According to IDC, AI – including software, hardware, and services for AI-centric systems – will exceed $US300 billion by 2026 at a CAGR of 26.5 percent. This makes it one of the fastest growing areas expected across all of IT. With 89 percent of CIOs surveyed in the Foundry 2022 State of CIO report stating that their role is more digital and focused on innovation today, it’s clear that AI is being considered as a path to achieving those results.
However, 70-80 percent of AI projects fail. The reasons for this are very diverse, from a misunderstanding of the expected performance of AI, to poor change management, and, most commonly, data. Lack of data, or poor data quality, can lead to poorly “trained” and ineffective AI. Just as digital transformation experiences a high failure rate and organizations look to their partners to overcome those challenges, so too will partners be the answer to AI challenges for many organizations.
“Partners need to help customers understand that AI is a long-term investment,” Mei May Soo, Director of Data Science at Dell Technologies AI said in an exclusive interview with Foundry. “One cannot expect that an organization will be able to apply AI in every part of its business immediately. Artificial intelligence is not a tool. It is not software. It is a mindset. It is a deliberate design centered on behavioral science, and it is important for partners to help customers rethink the process and how AI will impact business so that AI can be layered into existing decision-making processes.
How partners can strategically engage with their customers around AI
For partners looking to help customers on their AI journey, there are several key discussion points to engage with them strategically on:
- The ultimate success of AI relies on data
- It is difficult to resource AI strategies in today’s climate of expertise
- Understanding that ethics in AI is a critical subject
AI is built on data, and data quality means everything for successful AI implementation. Many organizations need to find ways to first break down data silos and improve their data and system architecture. This will enable them to ensure the quality and consistency of their data.
The perceived skills shortage in most of IT is also affecting AI. For now, embracing large-scale AI solutions doesn’t seem viable because organizations will lack the data science and IT skills they need. Instead, the most effective approach to AI is to take a long-term view, and start with small, manageable applications. It is important to ensure that the application is successful and demonstrates a strong ROI, so that the organization’s appetite for AI continues to grow, not diminish.
From issues around privacy and data to protecting against bias and ensuring that decisions made by AI are honest, fair and just, ethics is a major discussion point in AI. For partners, that means making sure customers understand the direction of these discussions. It should also take steps in AI with the assumption that there will be strict regulations in the future. For that reason, paying close attention to best ethical practices around AI is now critical.
While these are genuine challenges and roadblocks that will make AI difficult for some organizations, according to May Soo, the ROI alone justifies the effort. “When selling AI at any time, keep an emphasis on return on investment both in the short and long term,” he said. “The adoption of AI can lead to significant cost reductions, as well as new opportunities to generate revenue.
“For our partners to successfully sell AI in today’s economic climate, we recommend that instead of giving an overwhelming picture of AI in general and what it can do for humanity and business start with a problem that is relevant to the customer, then gain credibility. of that success.”

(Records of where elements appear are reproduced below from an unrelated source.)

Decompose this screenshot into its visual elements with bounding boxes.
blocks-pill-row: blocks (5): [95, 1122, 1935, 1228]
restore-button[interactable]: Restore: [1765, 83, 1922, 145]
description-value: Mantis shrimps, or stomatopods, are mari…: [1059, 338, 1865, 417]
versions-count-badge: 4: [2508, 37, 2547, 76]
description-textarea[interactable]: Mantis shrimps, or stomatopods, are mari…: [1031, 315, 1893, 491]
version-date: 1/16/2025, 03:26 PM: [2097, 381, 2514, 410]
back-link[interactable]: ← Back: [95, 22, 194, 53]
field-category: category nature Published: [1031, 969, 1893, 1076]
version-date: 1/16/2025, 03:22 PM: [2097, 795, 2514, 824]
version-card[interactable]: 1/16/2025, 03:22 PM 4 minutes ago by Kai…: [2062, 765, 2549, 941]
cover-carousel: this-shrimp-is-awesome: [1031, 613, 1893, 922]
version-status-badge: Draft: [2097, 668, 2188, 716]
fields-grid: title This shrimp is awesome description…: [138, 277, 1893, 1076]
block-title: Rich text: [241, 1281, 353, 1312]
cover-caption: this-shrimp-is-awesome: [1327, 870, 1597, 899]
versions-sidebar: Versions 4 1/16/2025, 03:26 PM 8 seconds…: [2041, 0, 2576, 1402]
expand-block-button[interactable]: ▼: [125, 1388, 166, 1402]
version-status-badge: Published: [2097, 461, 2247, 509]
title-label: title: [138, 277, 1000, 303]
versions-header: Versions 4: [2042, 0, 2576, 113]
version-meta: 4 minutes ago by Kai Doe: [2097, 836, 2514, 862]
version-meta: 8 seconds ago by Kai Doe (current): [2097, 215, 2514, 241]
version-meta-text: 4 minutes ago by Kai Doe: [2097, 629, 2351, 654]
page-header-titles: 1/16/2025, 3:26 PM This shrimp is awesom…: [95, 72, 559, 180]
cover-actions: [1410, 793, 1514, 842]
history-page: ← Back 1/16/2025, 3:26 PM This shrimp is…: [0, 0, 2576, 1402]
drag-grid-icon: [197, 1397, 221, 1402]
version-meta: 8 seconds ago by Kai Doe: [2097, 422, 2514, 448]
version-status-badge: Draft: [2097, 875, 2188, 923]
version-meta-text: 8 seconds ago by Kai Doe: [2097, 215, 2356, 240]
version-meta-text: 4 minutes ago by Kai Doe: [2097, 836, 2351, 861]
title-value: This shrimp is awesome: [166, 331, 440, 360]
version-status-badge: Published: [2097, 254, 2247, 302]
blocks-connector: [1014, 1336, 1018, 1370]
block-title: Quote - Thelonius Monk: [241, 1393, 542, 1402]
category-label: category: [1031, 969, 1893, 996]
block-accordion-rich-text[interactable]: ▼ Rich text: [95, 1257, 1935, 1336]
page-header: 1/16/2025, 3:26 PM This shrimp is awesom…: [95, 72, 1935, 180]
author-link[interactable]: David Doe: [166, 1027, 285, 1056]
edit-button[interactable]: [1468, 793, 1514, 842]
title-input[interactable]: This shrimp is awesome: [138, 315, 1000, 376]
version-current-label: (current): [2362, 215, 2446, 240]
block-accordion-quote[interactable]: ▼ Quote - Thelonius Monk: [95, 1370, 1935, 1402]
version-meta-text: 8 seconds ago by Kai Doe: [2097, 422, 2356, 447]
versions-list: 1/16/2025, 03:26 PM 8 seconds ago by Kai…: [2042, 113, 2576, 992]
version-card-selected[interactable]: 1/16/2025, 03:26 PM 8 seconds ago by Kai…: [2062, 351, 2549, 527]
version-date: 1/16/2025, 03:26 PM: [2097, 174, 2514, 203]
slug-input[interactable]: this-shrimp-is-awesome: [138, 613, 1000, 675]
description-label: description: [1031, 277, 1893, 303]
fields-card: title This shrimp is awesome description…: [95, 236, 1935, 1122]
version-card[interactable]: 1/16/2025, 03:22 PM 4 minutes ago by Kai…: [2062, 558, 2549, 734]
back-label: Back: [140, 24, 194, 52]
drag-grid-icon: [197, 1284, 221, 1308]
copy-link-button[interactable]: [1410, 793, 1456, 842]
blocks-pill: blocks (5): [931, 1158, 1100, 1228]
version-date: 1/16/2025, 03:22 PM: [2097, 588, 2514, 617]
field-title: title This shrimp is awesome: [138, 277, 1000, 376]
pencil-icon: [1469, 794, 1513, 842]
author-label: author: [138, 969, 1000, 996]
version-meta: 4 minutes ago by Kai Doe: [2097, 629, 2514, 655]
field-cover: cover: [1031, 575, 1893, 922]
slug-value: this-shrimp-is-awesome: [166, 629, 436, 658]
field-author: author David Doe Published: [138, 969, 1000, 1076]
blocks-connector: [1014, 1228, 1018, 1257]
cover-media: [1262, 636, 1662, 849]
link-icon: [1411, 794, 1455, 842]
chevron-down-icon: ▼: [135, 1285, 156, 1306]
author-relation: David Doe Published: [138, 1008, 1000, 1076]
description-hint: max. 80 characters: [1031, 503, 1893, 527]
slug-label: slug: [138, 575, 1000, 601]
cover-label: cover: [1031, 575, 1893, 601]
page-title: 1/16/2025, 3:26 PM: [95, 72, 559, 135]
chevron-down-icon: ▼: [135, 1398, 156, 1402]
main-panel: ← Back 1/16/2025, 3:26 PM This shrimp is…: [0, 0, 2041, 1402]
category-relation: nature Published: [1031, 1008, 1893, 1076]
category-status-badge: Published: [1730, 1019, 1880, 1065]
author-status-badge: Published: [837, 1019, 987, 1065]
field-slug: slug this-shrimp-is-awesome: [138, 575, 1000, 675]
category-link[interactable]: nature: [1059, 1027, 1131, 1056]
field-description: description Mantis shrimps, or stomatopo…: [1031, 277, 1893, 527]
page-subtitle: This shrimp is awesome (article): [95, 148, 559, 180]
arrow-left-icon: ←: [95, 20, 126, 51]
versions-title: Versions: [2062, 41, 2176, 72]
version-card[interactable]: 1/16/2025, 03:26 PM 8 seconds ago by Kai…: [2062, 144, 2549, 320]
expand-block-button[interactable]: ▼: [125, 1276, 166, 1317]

Organizations that cannot scale to embrace AI will find themselves at risk of disruption moving forward, as AI begins to automate many workloads. CIOs are aware of this, but often struggle to understand the most effective path forward. For partners, this is the biggest opportunity to deeply engage with customers since the digital transformation itself and will be a key focal point for many IT budgets across all sectors in the coming years.